Nenhuma é exatamente uma história esperançosa. Levi Zabriskie, o líder do culto do deserto em Gold Fame Citrus, é um mentiroso e manipulador, e o destino de seus seguidores permanece incerto no final do romance. A conclusão da Fury Road é mais triunfante, mas até mesmo a benevolente Furiosa terá que governar um país devastado, onde seu lendário "lugar verde" se tornou um cenário de lama escuro atravessado por seres assustadores em pernas de pau. O que o melhor da ficção climática oferece não é garantia, mas exemplos, histórias de pessoas que continuam a viver uma vez que a vida como a conhecemos acabou. A ficção pós-apocalíptica ocorre, por definição, depois que o pior já aconteceu; o apocalipse é o começo, não o fim da história.

Ainda há tempo, espero, para evitar os piores pesadelos da ficção climática. Mas mesmo que não nos sintamos perdidos nas dunas de areia em nossas vidas, certamente precisaremos repensar o modo como vivemos, talvez radicalmente.

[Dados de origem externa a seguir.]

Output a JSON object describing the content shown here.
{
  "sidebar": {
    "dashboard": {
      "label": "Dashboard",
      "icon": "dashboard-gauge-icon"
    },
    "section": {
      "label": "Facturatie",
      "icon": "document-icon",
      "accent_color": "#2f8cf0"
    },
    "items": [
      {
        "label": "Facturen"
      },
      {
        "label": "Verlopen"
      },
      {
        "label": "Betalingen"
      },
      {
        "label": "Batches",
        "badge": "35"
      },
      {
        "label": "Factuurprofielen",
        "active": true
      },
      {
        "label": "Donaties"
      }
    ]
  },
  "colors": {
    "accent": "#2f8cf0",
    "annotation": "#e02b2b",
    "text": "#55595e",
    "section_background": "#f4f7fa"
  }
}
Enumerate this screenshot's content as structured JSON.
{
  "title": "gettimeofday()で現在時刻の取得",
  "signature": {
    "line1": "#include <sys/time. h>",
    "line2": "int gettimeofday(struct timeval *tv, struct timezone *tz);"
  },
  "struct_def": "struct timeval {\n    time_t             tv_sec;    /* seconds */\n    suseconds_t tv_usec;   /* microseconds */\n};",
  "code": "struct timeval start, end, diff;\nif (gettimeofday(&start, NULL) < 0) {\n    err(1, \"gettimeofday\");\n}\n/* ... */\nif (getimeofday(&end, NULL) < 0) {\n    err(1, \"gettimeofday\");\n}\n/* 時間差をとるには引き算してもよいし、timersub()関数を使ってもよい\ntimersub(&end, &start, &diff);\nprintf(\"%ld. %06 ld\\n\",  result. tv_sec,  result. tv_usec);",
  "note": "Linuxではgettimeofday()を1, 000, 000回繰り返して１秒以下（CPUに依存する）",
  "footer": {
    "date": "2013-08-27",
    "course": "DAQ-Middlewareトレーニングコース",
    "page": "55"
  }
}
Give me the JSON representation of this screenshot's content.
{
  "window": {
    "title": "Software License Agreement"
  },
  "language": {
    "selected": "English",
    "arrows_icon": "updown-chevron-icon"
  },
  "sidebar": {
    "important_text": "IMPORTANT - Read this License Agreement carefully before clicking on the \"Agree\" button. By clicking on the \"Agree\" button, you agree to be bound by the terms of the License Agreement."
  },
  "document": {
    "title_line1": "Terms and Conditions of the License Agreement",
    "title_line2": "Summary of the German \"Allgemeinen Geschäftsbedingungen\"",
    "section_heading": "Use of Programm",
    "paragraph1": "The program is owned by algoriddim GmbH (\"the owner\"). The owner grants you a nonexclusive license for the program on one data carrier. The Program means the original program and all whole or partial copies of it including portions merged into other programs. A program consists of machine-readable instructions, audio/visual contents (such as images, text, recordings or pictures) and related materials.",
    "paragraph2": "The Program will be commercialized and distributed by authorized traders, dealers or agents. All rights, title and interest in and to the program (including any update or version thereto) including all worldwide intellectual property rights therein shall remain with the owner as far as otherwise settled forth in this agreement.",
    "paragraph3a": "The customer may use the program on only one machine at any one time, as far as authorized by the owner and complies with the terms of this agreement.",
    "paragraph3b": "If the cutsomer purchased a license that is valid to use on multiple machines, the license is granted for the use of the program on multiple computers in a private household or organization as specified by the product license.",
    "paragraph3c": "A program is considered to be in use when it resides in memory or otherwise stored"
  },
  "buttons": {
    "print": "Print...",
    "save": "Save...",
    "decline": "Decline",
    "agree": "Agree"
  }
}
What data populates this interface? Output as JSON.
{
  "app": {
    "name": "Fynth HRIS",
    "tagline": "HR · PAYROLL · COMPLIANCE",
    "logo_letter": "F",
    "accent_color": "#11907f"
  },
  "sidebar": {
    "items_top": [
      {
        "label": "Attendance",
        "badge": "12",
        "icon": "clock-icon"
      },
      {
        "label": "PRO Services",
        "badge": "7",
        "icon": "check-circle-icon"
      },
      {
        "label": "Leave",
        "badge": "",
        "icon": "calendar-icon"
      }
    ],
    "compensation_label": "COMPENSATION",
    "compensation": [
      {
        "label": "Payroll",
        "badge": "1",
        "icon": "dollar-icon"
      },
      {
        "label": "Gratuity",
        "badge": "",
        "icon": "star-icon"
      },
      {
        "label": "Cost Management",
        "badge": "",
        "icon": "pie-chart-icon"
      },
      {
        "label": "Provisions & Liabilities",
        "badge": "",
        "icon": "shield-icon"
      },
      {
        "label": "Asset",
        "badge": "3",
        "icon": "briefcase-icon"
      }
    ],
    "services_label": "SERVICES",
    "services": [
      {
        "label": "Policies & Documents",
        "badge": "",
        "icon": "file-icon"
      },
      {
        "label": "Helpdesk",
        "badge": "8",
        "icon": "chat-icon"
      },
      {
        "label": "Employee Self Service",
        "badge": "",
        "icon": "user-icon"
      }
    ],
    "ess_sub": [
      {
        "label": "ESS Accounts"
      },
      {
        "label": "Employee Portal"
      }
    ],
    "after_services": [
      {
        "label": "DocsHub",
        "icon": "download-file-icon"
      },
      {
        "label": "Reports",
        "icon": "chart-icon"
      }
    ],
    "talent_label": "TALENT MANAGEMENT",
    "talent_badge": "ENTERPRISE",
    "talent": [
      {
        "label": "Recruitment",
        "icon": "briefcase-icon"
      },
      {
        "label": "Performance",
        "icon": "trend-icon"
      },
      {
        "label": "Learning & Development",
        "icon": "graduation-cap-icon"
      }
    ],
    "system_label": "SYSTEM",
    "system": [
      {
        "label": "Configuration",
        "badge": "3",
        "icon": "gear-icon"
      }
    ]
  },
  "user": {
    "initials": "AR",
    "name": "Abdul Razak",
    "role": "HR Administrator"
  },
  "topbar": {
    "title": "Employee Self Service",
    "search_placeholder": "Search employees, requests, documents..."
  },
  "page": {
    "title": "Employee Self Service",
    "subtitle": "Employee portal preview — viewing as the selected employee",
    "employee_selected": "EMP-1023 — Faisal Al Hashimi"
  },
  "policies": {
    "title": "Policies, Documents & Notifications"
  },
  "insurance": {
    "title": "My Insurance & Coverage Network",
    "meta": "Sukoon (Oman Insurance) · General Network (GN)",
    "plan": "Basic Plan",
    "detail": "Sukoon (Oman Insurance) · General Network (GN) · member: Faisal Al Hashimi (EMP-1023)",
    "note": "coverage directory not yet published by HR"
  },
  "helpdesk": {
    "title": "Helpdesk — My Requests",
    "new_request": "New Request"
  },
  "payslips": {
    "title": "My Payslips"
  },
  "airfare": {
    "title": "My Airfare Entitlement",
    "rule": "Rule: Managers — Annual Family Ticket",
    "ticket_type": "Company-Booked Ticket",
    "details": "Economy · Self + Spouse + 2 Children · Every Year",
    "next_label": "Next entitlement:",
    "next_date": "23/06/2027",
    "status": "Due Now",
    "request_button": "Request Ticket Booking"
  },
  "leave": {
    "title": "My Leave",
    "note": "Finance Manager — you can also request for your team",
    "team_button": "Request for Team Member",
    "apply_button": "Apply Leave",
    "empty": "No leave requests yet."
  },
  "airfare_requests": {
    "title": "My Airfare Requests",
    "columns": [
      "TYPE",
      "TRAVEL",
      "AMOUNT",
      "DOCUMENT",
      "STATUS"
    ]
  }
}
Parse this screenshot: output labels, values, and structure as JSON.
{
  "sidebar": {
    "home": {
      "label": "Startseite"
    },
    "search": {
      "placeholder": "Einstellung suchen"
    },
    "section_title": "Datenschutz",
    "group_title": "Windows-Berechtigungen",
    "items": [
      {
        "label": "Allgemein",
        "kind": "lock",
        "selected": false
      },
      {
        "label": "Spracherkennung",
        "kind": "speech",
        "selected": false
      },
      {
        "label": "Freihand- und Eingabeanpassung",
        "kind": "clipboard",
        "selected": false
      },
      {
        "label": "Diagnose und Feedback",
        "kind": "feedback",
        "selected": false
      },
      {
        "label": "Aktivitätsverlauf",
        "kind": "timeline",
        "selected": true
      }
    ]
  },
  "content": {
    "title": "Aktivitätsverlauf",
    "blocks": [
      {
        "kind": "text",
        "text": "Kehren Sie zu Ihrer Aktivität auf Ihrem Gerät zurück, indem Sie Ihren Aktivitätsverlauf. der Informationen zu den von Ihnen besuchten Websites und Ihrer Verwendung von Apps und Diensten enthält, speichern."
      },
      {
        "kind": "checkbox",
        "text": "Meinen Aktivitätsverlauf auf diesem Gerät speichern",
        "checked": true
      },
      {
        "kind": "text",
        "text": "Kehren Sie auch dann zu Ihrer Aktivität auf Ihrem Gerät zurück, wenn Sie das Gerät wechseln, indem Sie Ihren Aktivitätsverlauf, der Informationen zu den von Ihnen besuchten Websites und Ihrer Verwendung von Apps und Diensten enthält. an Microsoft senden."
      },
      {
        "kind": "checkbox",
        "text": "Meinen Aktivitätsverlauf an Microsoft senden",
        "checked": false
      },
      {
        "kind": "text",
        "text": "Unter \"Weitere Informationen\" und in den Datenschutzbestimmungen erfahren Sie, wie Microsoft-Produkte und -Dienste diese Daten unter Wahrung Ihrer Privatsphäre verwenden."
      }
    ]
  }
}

Não sei se concordo com Kingsnorth e Hine que teremos que nos tornar “incivilizados”. Mas teremos que mudar o que significa civilização. Algumas dessas mudanças podem ser dolorosas. Muitos se sentirão estranhos. Ao fazê-los, é útil ser informado de que os seres humanos poderiam viver em uma duna de areia, em um terreno baldio, em uma nave espacial voltada para o sol. Talvez seja necessário fazer algumas modificações agora, antes de sermos forçados a transformações muito mais drásticas.

Escrevi a América Pacifica porque queria imaginar uma época em que os humanos seriam moralmente testados, quando circunstâncias terríveis tornariam heróis ou vilões de todos nós. Agora chegou a hora: estamos sendo testados todos os dias. Eu, junto com muitos leitores, vejo ficção para encontrar maneiras de passar nesse teste.

O que acontece com a ficção quando nossos piores pesadelos climáticos começam a se tornar realidade?